26 de março de 2026
COMBATE À VIOLÊNCIA

Vereadoras apoiam PL que inclui misoginia na Lei do Racismo

Por Felipe Torezim | Jornal de Jundiaí
| Tempo de leitura: 2 min
Divulgação: Paulo H. Carvalho/Agência Brasil
Proposta foi aprovada no Senado e agora vai para aprovação na Câmara dos Deputados

A aprovação, pelo Senado Federal, do projeto de lei que criminaliza a misoginia, entendida como o ódio ou aversão às mulheres, repercutiu positivamente entre vereadoras de diferentes partidos em Jundiaí. O texto, aprovado nesta semana, inclui a conduta entre os crimes previstos na Lei do Racismo e estabelece penas de dois a cinco anos de prisão. A proposta segue agora para análise da Câmara dos Deputados.

Para a vereadora Mariana Janeiro (PT), a medida representa um avanço importante no enfrentamento à violência estrutural. “A aprovação dessa medida pelo Senado é um avanço importante no enfrentamento à violência contra as mulheres no Brasil. Reconhecer a misoginia como forma de preconceito ou discriminação significa dar nome a uma violência estrutural que, por muito tempo, foi naturalizada na nossa sociedade”, afirmou.

A parlamentar também destacou que a misoginia se manifesta de diversas formas no cotidiano. “A misoginia não se manifesta apenas em agressões físicas. Ela está presente na deslegitimação da fala das mulheres, na exclusão dos espaços de poder, na violência política de gênero e nas diversas formas de humilhação e controle”, disse, ressaltando que a criminalização envia uma mensagem clara de que esse tipo de comportamento não deve mais ser tolerado.

Já a vereadora Carla Basílio (PSD) ressaltou o fortalecimento da proteção legal às mulheres. “Sou a favor, porque essa proposta fortalece a proteção penal das mulheres e vem para somar às leis já existentes, deixando mais claro que manifestações de ódio não serão toleradas. Precisamos avançar no combate à violência motivada pela misoginia no nosso país”, declarou.

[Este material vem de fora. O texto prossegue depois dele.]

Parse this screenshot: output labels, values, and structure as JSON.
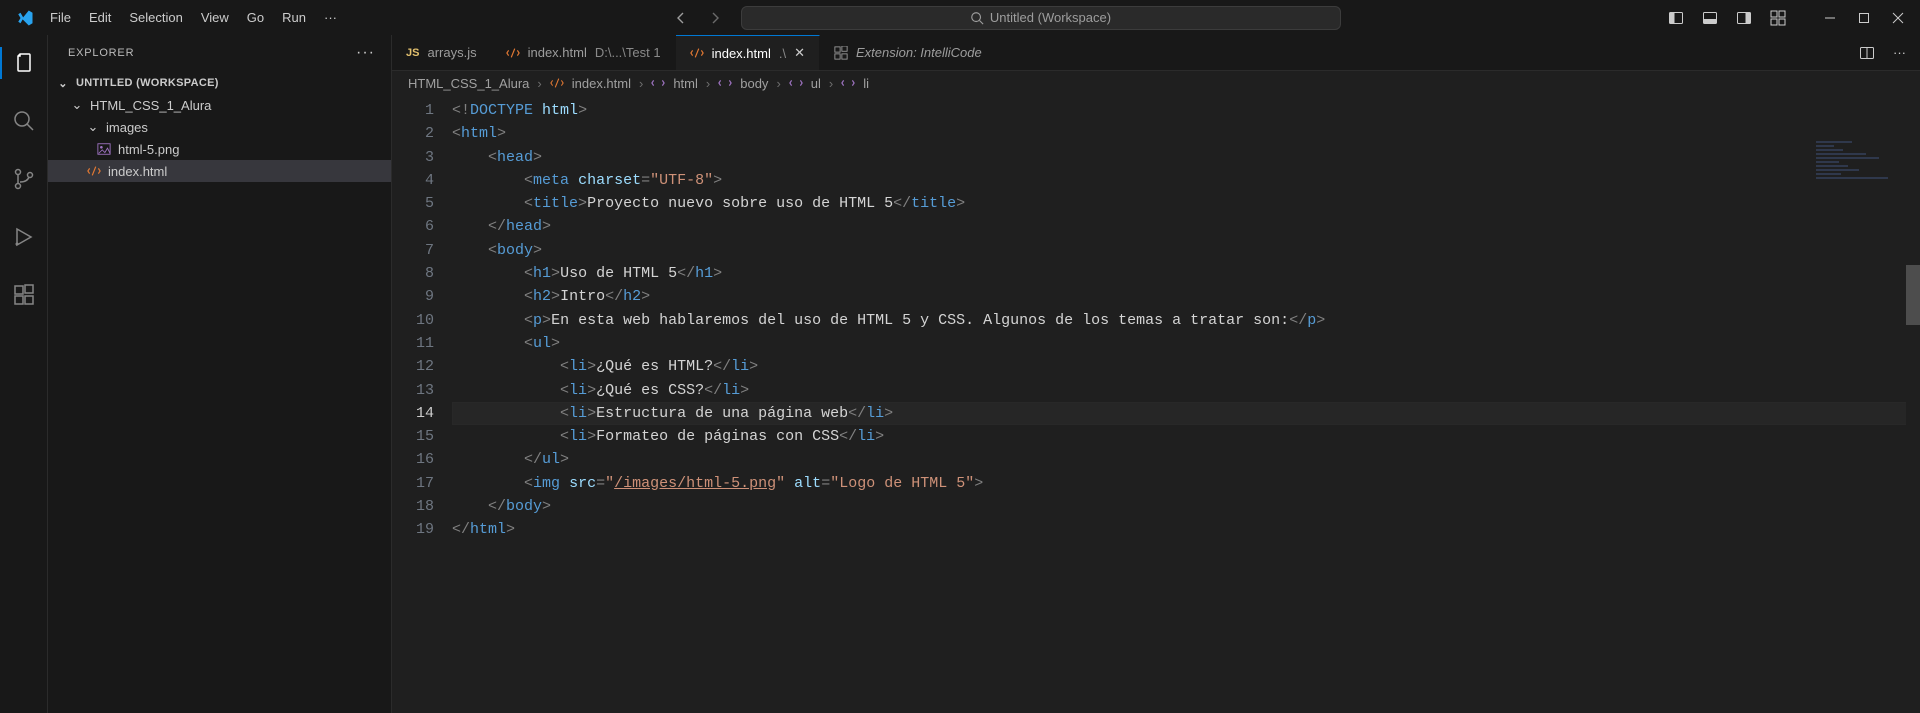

Na mesma linha, a vereadora Quézia de Lucca (PL) avaliou a aprovação como um passo relevante. “Eu vejo essa aprovação como um avanço importante na proteção das mulheres. Tornar a misoginia um crime de preconceito ou discriminação é reconhecer que a violência contra a mulher não é apenas física, mas também cultural e estrutural”, afirmou.

Ela também destacou a necessidade de medidas complementares. “Mas é importante dizer que só a lei não resolve tudo. Precisamos também de políticas públicas eficazes, educação e conscientização para mudar comportamentos e garantir que as mulheres se sintam seguras no dia a dia”, completou.